By trial and error I found the following. Given two classes...
public class AClass
{
public int Id { get; set; }
public ICollection<BClass> BClasses { get; set; }
}
public class BClass
{
public int Id { get; set; }
public ICollection<AClass> AClasses { get; set; }
}
...and no Fluent mapping and a DbContext like this...
public class MyContext : DbContext
{
public DbSet<AClass> AClasses { get; set; }
public DbSet<BClass> BClasses { get; set; }
}
...the name of the created join table is BClassAClasses. If I change the order of the sets...
public class MyContext : DbContext
{
public DbSet<BClass> BClasses { get; set; }
public DbSet<AClass> AClasses { get; set; }
}
...the name of the created join table changes to AClassBClasses and the order of the key columns in the table changes as well.
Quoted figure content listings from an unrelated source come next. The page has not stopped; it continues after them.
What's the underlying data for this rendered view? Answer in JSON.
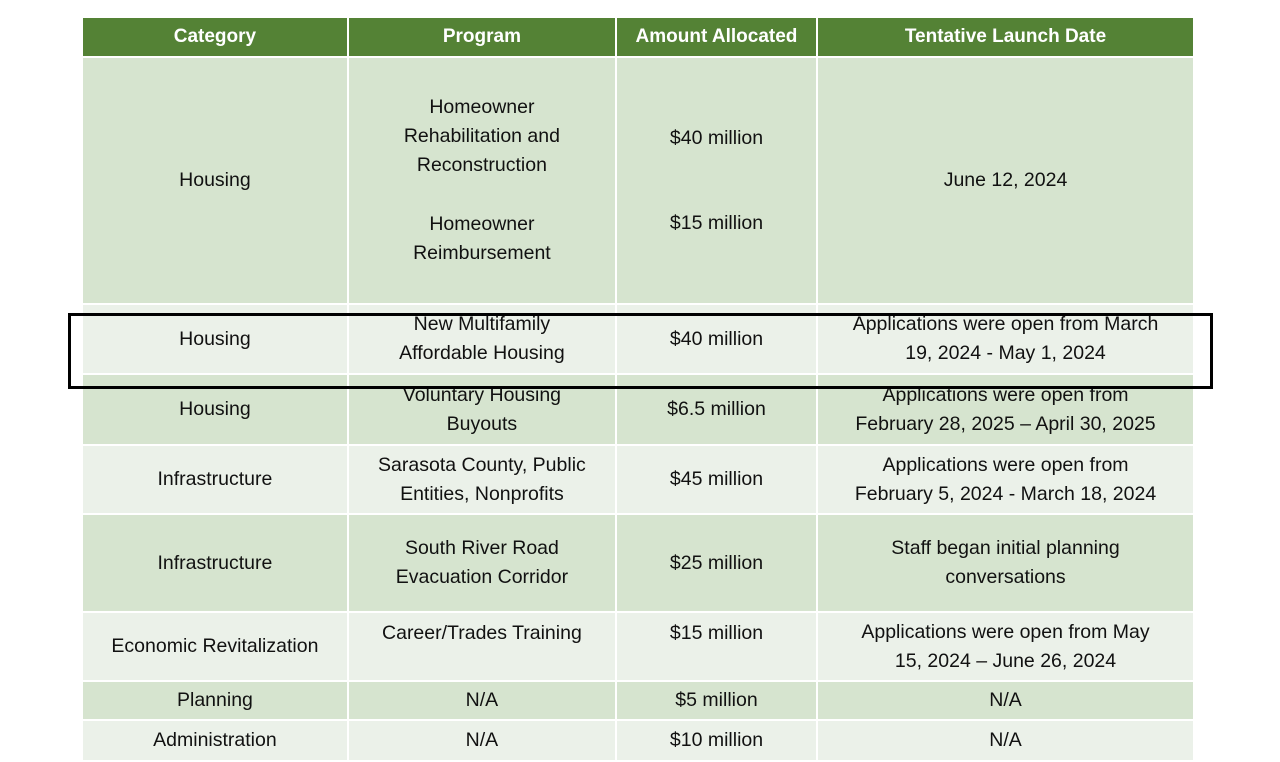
{
  "headers": [
    "Category",
    "Program",
    "Amount Allocated",
    "Tentative Launch Date"
  ],
  "rows": [
    {
      "category": "Housing",
      "programs": [
        "Homeowner\nRehabilitation and\nReconstruction",
        "Homeowner\nReimbursement"
      ],
      "amounts": [
        "$40 million",
        "$15 million"
      ],
      "date": "June 12, 2024"
    },
    {
      "category": "Housing",
      "program": "New Multifamily\nAffordable Housing",
      "amount": "$40 million",
      "date": "Applications were open from March\n19, 2024 - May 1, 2024"
    },
    {
      "category": "Housing",
      "program": "Voluntary Housing\nBuyouts",
      "amount": "$6.5 million",
      "date": "Applications were open from\nFebruary 28, 2025 – April 30, 2025",
      "highlighted": true
    },
    {
      "category": "Infrastructure",
      "program": "Sarasota County, Public\nEntities, Nonprofits",
      "amount": "$45 million",
      "date": "Applications were open from\nFebruary 5, 2024 - March 18, 2024"
    },
    {
      "category": "Infrastructure",
      "program": "South River Road\nEvacuation Corridor",
      "amount": "$25 million",
      "date": "Staff began initial planning\nconversations"
    },
    {
      "category": "Economic Revitalization",
      "program": "Career/Trades Training",
      "amount": "$15 million",
      "date": "Applications were open from May\n15, 2024 – June 26, 2024"
    },
    {
      "category": "Planning",
      "program": "N/A",
      "amount": "$5 million",
      "date": "N/A"
    },
    {
      "category": "Administration",
      "program": "N/A",
      "amount": "$10 million",
      "date": "N/A"
    }
  ],
  "colors": {
    "header": "#548235",
    "row_dark": "#d6e4cf",
    "row_light": "#ebf1e9",
    "highlight_border": "#000000"
  }
}
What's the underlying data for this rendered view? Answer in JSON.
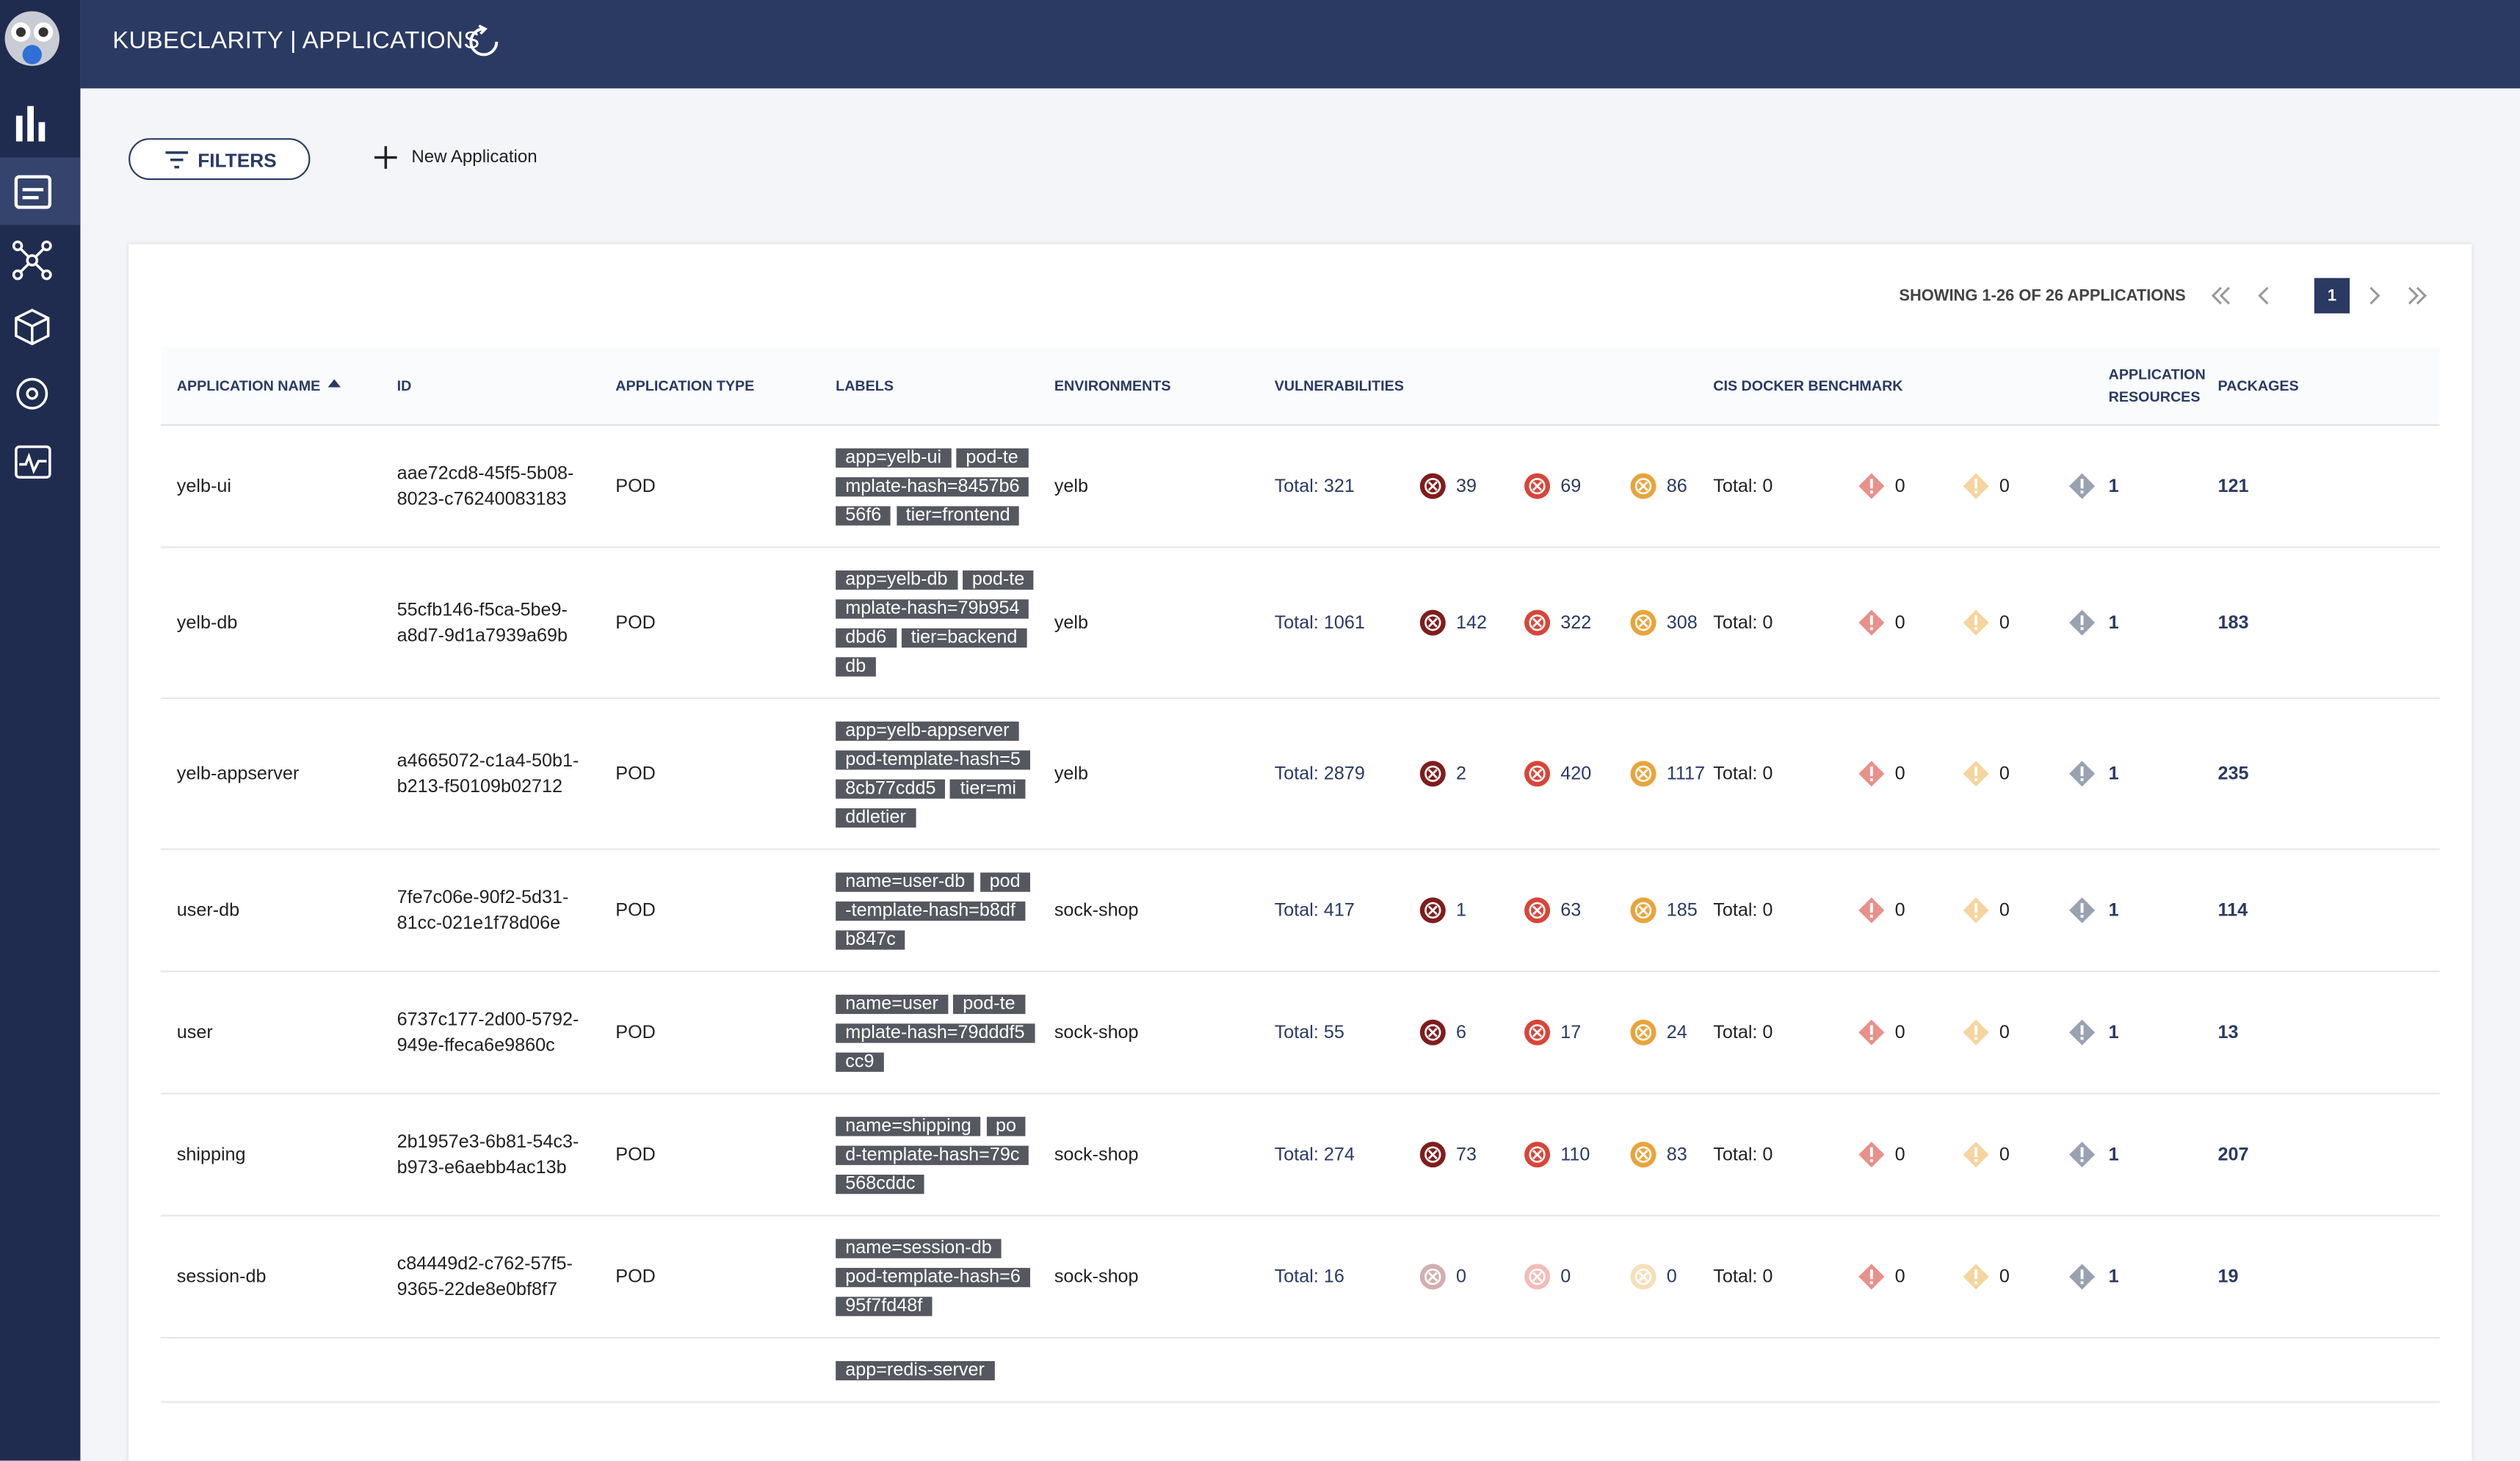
{
  "header": {
    "title": "KUBECLARITY | APPLICATIONS"
  },
  "toolbar": {
    "filters": "FILTERS",
    "new_application": "New Application"
  },
  "pagination": {
    "showing": "SHOWING 1-26 OF 26 APPLICATIONS",
    "page": "1"
  },
  "table": {
    "columns": [
      "APPLICATION NAME",
      "ID",
      "APPLICATION TYPE",
      "LABELS",
      "ENVIRONMENTS",
      "VULNERABILITIES",
      "CIS DOCKER BENCHMARK",
      "APPLICATION RESOURCES",
      "PACKAGES"
    ],
    "rows": [
      {
        "name": "yelb-ui",
        "id": "aae72cd8-45f5-5b08-8023-c76240083183",
        "type": "POD",
        "labels": [
          "app=yelb-ui",
          "pod-template-hash=8457b656f6",
          "tier=frontend"
        ],
        "environment": "yelb",
        "vuln_total": "Total: 321",
        "vulns": [
          39,
          69,
          86
        ],
        "cis_total": "Total: 0",
        "cis": [
          0,
          0
        ],
        "resources": 1,
        "packages": 121
      },
      {
        "name": "yelb-db",
        "id": "55cfb146-f5ca-5be9-a8d7-9d1a7939a69b",
        "type": "POD",
        "labels": [
          "app=yelb-db",
          "pod-template-hash=79b954dbd6",
          "tier=backenddb"
        ],
        "environment": "yelb",
        "vuln_total": "Total: 1061",
        "vulns": [
          142,
          322,
          308
        ],
        "cis_total": "Total: 0",
        "cis": [
          0,
          0
        ],
        "resources": 1,
        "packages": 183
      },
      {
        "name": "yelb-appserver",
        "id": "a4665072-c1a4-50b1-b213-f50109b02712",
        "type": "POD",
        "labels": [
          "app=yelb-appserver",
          "pod-template-hash=58cb77cdd5",
          "tier=middletier"
        ],
        "environment": "yelb",
        "vuln_total": "Total: 2879",
        "vulns": [
          2,
          420,
          1117
        ],
        "cis_total": "Total: 0",
        "cis": [
          0,
          0
        ],
        "resources": 1,
        "packages": 235
      },
      {
        "name": "user-db",
        "id": "7fe7c06e-90f2-5d31-81cc-021e1f78d06e",
        "type": "POD",
        "labels": [
          "name=user-db",
          "pod-template-hash=b8dfb847c"
        ],
        "environment": "sock-shop",
        "vuln_total": "Total: 417",
        "vulns": [
          1,
          63,
          185
        ],
        "cis_total": "Total: 0",
        "cis": [
          0,
          0
        ],
        "resources": 1,
        "packages": 114
      },
      {
        "name": "user",
        "id": "6737c177-2d00-5792-949e-ffeca6e9860c",
        "type": "POD",
        "labels": [
          "name=user",
          "pod-template-hash=79dddf5cc9"
        ],
        "environment": "sock-shop",
        "vuln_total": "Total: 55",
        "vulns": [
          6,
          17,
          24
        ],
        "cis_total": "Total: 0",
        "cis": [
          0,
          0
        ],
        "resources": 1,
        "packages": 13
      },
      {
        "name": "shipping",
        "id": "2b1957e3-6b81-54c3-b973-e6aebb4ac13b",
        "type": "POD",
        "labels": [
          "name=shipping",
          "pod-template-hash=79c568cddc"
        ],
        "environment": "sock-shop",
        "vuln_total": "Total: 274",
        "vulns": [
          73,
          110,
          83
        ],
        "cis_total": "Total: 0",
        "cis": [
          0,
          0
        ],
        "resources": 1,
        "packages": 207
      },
      {
        "name": "session-db",
        "id": "c84449d2-c762-57f5-9365-22de8e0bf8f7",
        "type": "POD",
        "labels": [
          "name=session-db",
          "pod-template-hash=695f7fd48f"
        ],
        "environment": "sock-shop",
        "vuln_total": "Total: 16",
        "vulns": [
          0,
          0,
          0
        ],
        "cis_total": "Total: 0",
        "cis": [
          0,
          0
        ],
        "resources": 1,
        "packages": 19
      },
      {
        "labels": [
          "app=redis-server"
        ]
      }
    ]
  }
}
So, the name of the join table and the order of the key columns seems to depend on the order in which the entity classes are "loaded" into the model - which can be the order of the DbSet
declarations or another order if more relationship are involved - for example some other entity refering to AClass
.
In the end, it doesn't matter at all, because such a many-to-many relationship is "symmetric". If you want to have your own name of the join table, you can specify it in Fluent API as you already did.
So, to your question: Yes, naming the join table AuthorProjects
is correct behaviour. If the name had been ProjectAuthors
it would be correct behaviour as well though.